Was sind Ihre Wünsche für die Zukunft von Dou Bochi?

Mein Wunsch ist einfach: die Camargue weiterhin zum Leuchten zu bringen, durch eine Marke, die ihre rohe Eleganz, ihre authentische Schlichtheit und ihre ebenso wilde wie raffinierte Natur widerspiegelt.

Welchen Rat würden Sie heute jungen Menschen geben, die Modedesigner werden möchten?

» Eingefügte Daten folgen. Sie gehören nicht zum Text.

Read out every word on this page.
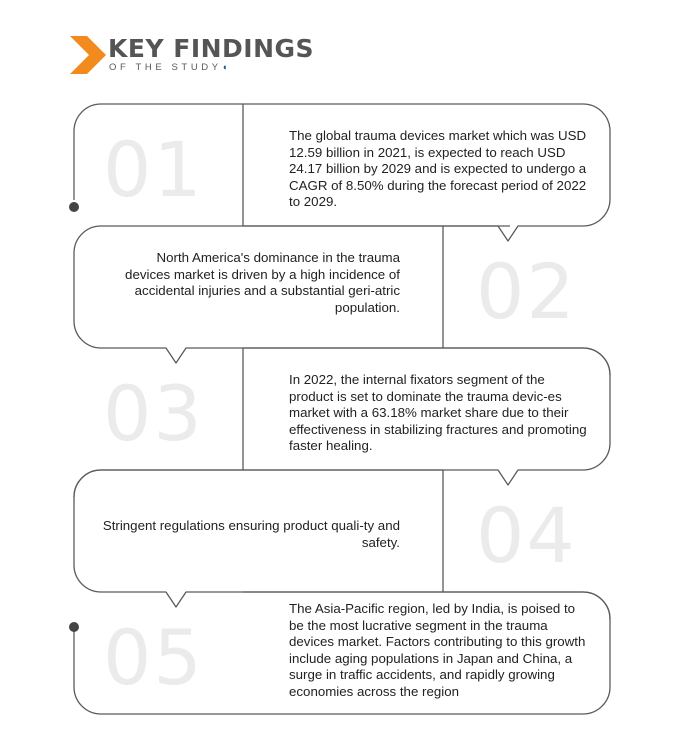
KEY FINDINGS
OF THE STUDY◖
01	The global trauma devices market which was USD 12.59 billion in 2021, is expected to reach USD 24.17 billion by 2029 and is expected to undergo a CAGR of 8.50% during the forecast period of 2022 to 2029.
02
North America's dominance in the trauma devices market is driven by a high incidence of accidental injuries and a substantial geri-atric population.
03	In 2022, the internal fixators segment of the product is set to dominate the trauma devic-es market with a 63.18% market share due to their effectiveness in stabilizing fractures and promoting faster healing.
04
Stringent regulations ensuring product quali-ty and safety.
05
The Asia-Pacific region, led by India, is poised to be the most lucrative segment in the trauma devices market. Factors contributing to this growth include aging populations in Japan and China, a surge in traffic accidents, and rapidly growing economies across the region
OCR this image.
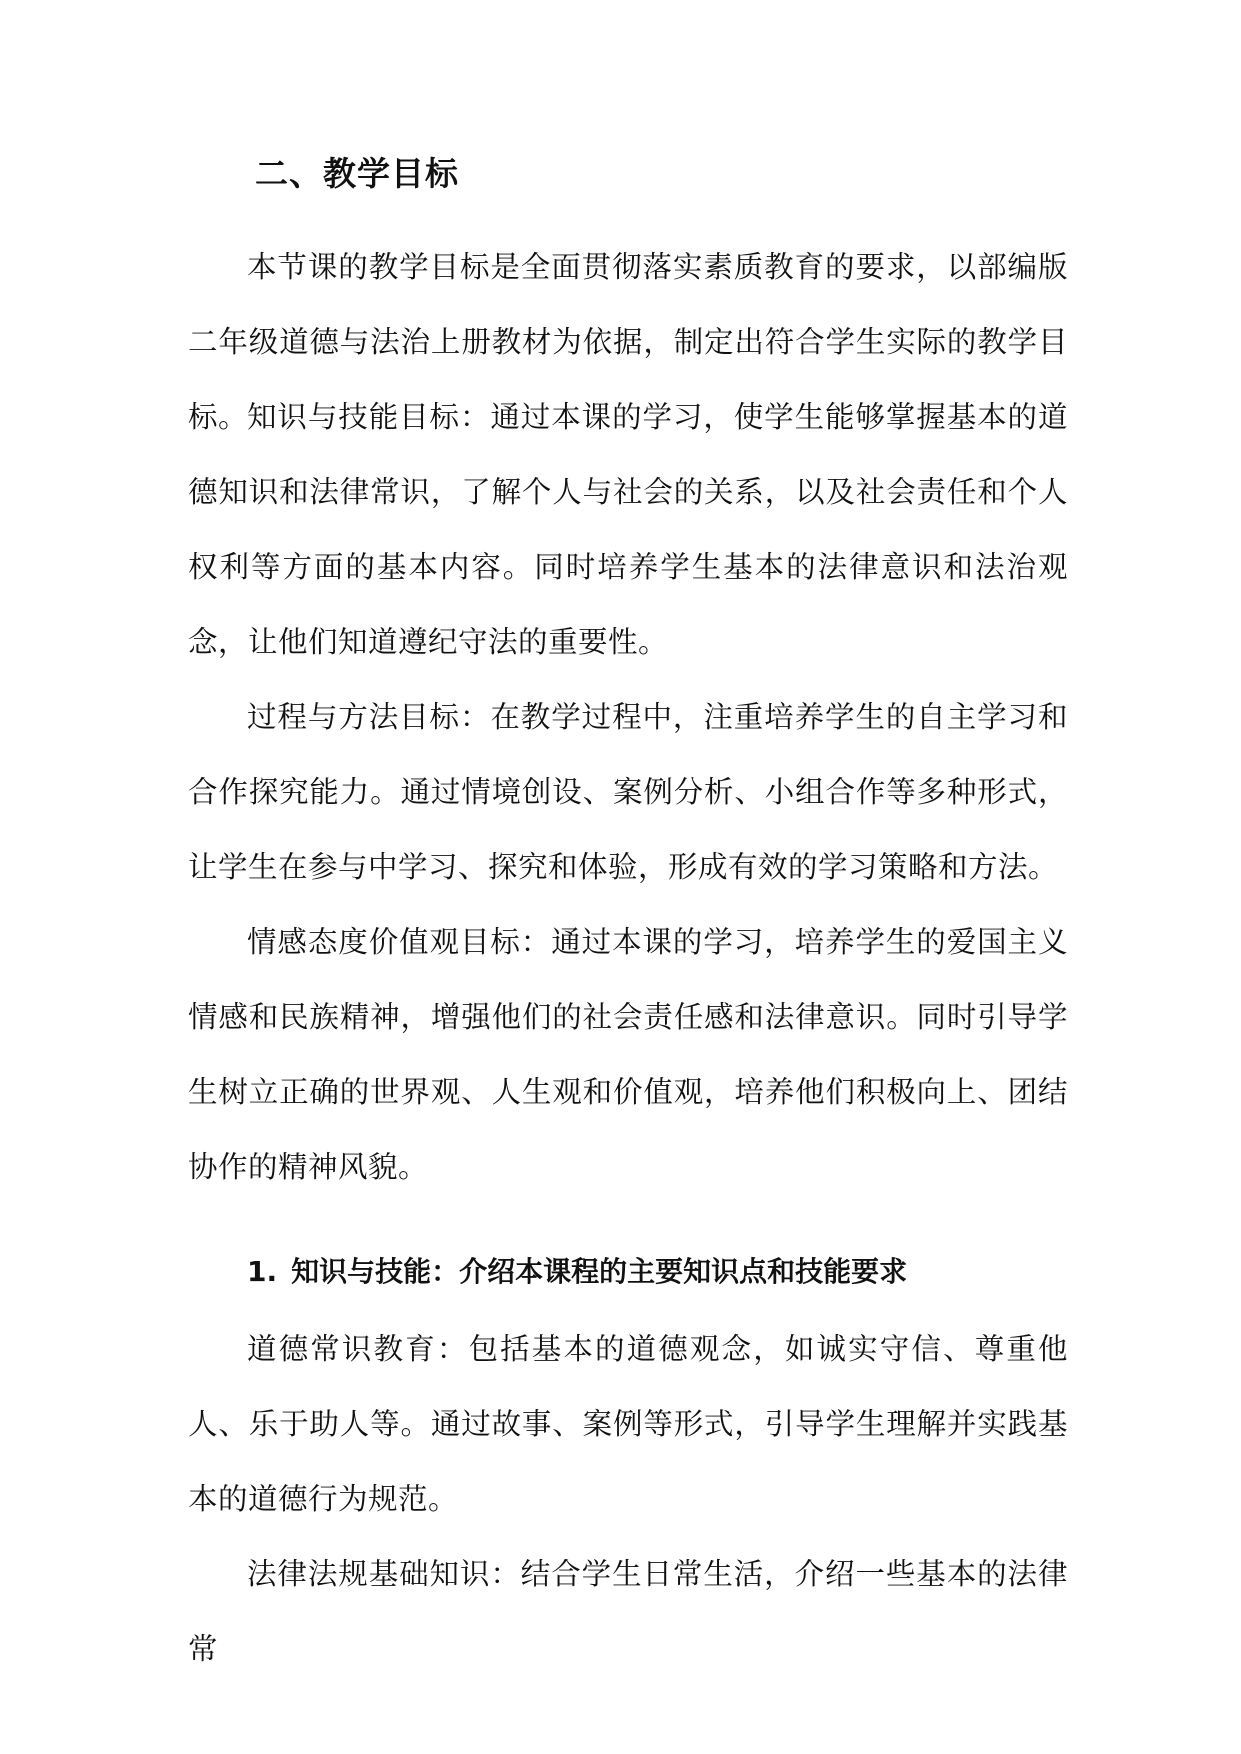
二、教学目标

本节课的教学目标是全面贯彻落实素质教育的要求，以部编版二年级道德与法治上册教材为依据，制定出符合学生实际的教学目标。

知识与技能目标：通过本课的学习，使学生能够掌握基本的道德知识和法律常识，了解个人与社会的关系，以及社会责任和个人权利等方面的基本内容。同时培养学生基本的法律意识和法治观念，让他们知道遵纪守法的重要性。

过程与方法目标：在教学过程中，注重培养学生的自主学习和合作探究能力。通过情境创设、案例分析、小组合作等多种形式，让学生在参与中学习、探究和体验，形成有效的学习策略和方法。

情感态度价值观目标：通过本课的学习，培养学生的爱国主义情感和民族精神，增强他们的社会责任感和法律意识。同时引导学生树立正确的世界观、人生观和价值观，培养他们积极向上、团结协作的精神风貌。

1. 知识与技能：介绍本课程的主要知识点和技能要求

道德常识教育：包括基本的道德观念，如诚实守信、尊重他人、乐于助人等。通过故事、案例等形式，引导学生理解并实践基本的道德行为规范。

法律法规基础知识：结合学生日常生活，介绍一些基本的法律常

Ich würde ihnen raten, ihren Weg und ihre Identitäten so bald wie möglich nach diesem bekannten Gebot zu finden: Die Natur verabscheut die Leere. Wenn Sie Ihre Nische gefunden haben, empfehle ich Ihnen, sie anzustreben, aufrichtig zu sein, an sie zu glauben, ohne sich zu vergessen, die Augen für eine Gesellschaft zu öffnen, die sich in ständigem Wandel befindet, um den Wünschen der Zukunft am besten gerecht zu werden. Abschließend möchte ich sagen, dass all dies leidenschaftlich, aber mit Bescheidenheit getan werden muss. Wir dürfen nie vergessen, dass wir Stylisten, Handwerker und Designer sind. Wir sind keine Künstler.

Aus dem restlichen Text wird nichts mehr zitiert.